Una hermosa aventura
Adolfo Suárez lideró una hermosa aventura, que valió la pena. Y lo hizo bien, muy bien. Fue una de las páginas de nuestra historia que merece ser recordada. Hoy muchos españoles le lloran agradecidos. Gratitud es la primera palabra que brota del corazón de tantos que compartieron aquella aventura. Al menos, por las esperanzas que suscitó.
Vivir con esperanza es lo mejor que le puede pasar a un pueblo. Es la más gratificante experiencia. Y ese era el clima que se respiraba en España en aquellos meses frenéticos, en aquellos dos años y medio, que se iniciaron aquel mes de julio de 1976, en que, para asombro de tantos, el Rey Juan Carlos encargaba a Adolfo Suárez la formación de su segundo gobierno.
Fue una aventura hermosa, pero difícil llevarla a cabo. Los decepcionantes seis primeros meses del reinado de Juan Carlos eran la prueba de la magnitud de la tarea para llevar a buen puerto aquellos anhelos de concordia, de paz civil y religiosa, de rencuentro de una España de todos, que el cardenal Tarancón había expresado con tanta fuerza en la misa del Espíritu Santo inaugural del nuevo período histórico. Aquellos seis primeros meses fueron de pesadilla: legalidad desbordada, conflictividad social permanente, crisis económica galopante, reivindicaciones que llenaban las calles, una sociedad inquieta y enfrentada. Parecía como si los viejos litigios afloraran todos a la vez y con gran virulencia. También hay que recordar aquel medio año para valorar mejor la obra de Suárez.
La elección del Rey provocó una profunda decepción. Me encuentro entre los que la vivieron con gran frustración. Pero en tan sólo un mes, al menos en mi caso, pero creo que en el de muchos, la frustración se convirtió en esperanza. Suárez hablaba un nuevo lenguaje. Y el lenguaje era sincero porque se traducía en hechos. Significativamente todo empezó con la cuestión religiosa. En el primer Consejo de Ministros del gobierno de Suárez el Rey renunció al privilegio de la “presentación de obispos” y se desbloquearon las tensas relaciones con la Iglesia, abriéndose paso el camino de los nuevos acuerdos. Y las libertades se expandieron pacíficamente día a día. La celeridad de las reformas marcaba un rumbo casi insospechado.
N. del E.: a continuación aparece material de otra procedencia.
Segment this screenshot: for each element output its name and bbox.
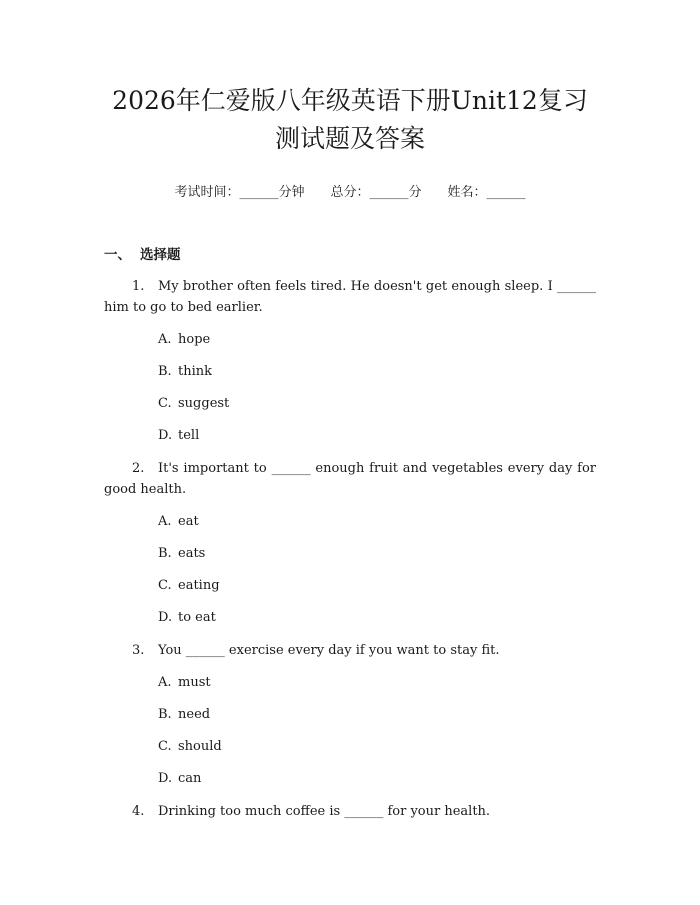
option-c: C. should: [158, 739, 222, 754]
question-number: 2.: [132, 461, 145, 476]
option-a: A. must: [158, 675, 211, 690]
title-line-1: 2026年仁爱版八年级英语下册Unit12复习: [112, 86, 588, 115]
question-body: It's important to ______ enough fruit and vegetables every day for good health.: [104, 461, 596, 497]
title-line-2: 测试题及答案: [274, 124, 425, 153]
question-3: [104, 640, 596, 789]
question-body: Drinking too much coffee is ______ for your health.: [158, 804, 491, 819]
question-text: [104, 276, 596, 318]
total-score-label: 总分：______分: [330, 185, 422, 200]
option-list: [104, 511, 596, 628]
option-list: [104, 329, 596, 446]
question-2: [104, 458, 596, 628]
question-text: [104, 458, 596, 500]
option-b: B. eats: [158, 546, 206, 561]
option-a: A. hope: [158, 332, 211, 347]
section-title: 选择题: [140, 247, 181, 263]
option-d: D. to eat: [158, 610, 216, 625]
exam-info: [104, 184, 596, 202]
question-number: 1.: [132, 279, 145, 294]
question-body: My brother often feels tired. He doesn't get enough sleep. I ______ him to go to bed earlier.: [104, 279, 596, 315]
question-text: [104, 801, 596, 822]
page-title: [104, 0, 596, 158]
option-d: D. tell: [158, 428, 200, 443]
question-text: [104, 640, 596, 661]
question-number: 4.: [132, 804, 145, 819]
section-number: 一、: [104, 247, 131, 263]
option-list: [104, 672, 596, 789]
option-b: B. think: [158, 364, 213, 379]
exam-time-label: 考试时间：______分钟: [174, 185, 305, 200]
option-d: D. can: [158, 771, 202, 786]
question-number: 3.: [132, 643, 145, 658]
option-b: B. need: [158, 707, 211, 722]
option-c: C. eating: [158, 578, 220, 593]
question-1: [104, 276, 596, 446]
option-c: C. suggest: [158, 396, 230, 411]
name-label: 姓名：______: [447, 185, 526, 200]
option-a: A. eat: [158, 514, 199, 529]
section-heading: [104, 246, 596, 264]
question-body: You ______ exercise every day if you want to stay fit.: [158, 643, 500, 658]
question-4: [104, 801, 596, 822]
Pero lo más importante es que Suárez, con un trabajo sin desmayo, fue creando un clima de confianza, en el que los elementos constructivos adquirían tal fuerza que vencían a los potencialmente destructivos. En aquel clima los españoles fueron descubriendo que merecía la pena una convivencia basada en la concordia, en un proyecto común, en el que todos tenían que ceder para que la casa fuera habitable para todos. Así, algunas viejas reivindicaciones, que nos retrotraían a un indeseable pasado, fueron retiradas. El espíritu de la cesión mutua se fue imponiendo en la derecha y en la izquierda. Y éste fue el substrato que posibilitó la Constitución de 1978, la que logró el más alto grado de consenso de toda nuestra historia constitucional.
En la creación de este clima social y político, en la audacia de dar el ritmo frenético a las reformas, en el establecimiento del marco legal que hizo posible la celebración de unas elecciones limpias, competitivas y que reflejaran el verdadero pluralismo político, la figura de Adolfo Suárez fue excepcional. Puso todas sus cualidades (simpatía, sencillez, habilidad, capacidad de comunicación) al servicio de una gran causa, con una pasión desbordante. Al observar con distancia aquel tiempo, creo que la clave del éxito de la Transición fue que la gente comprendió su significado, en buena parte porque Suárez estuvo cerca de los españoles y los convenció. La Transición no fue una operación de laboratorio alejada de la gente. Fue una obra vivida y compartida por la gran mayoría del pueblo español, gracias a la complicidad que Adolfo Suárez supo crear con esa sociedad ya formada mayoritariamente de clases medias, cuyos anhelos y aspiraciones conocía perfectamente.
La muerte de Adolfo Suárez nos deja ciertamente un gran vacío. Y es bueno que volvamos nuestra mirada a su gran obra de aquellos años. ¡Ojo! Los rencores, los planteamientos rupturistas, los nacionalismos exacerbados, las ganas de ajustes de cuentas, también existían entonces. Y habrían podido abrirse paso perfectamente. La Transición, tal como se produjo, no era una necesidad histórica. Fue una obra de la libertad humana y, en todo caso, una hermosa aventura, que ahora nos tendría que servir como antídoto a tantos males, precisamente por habernos alejado del “espíritu de la Transición”. Por eso la figura de Adolfo Suárez hoy se agiganta.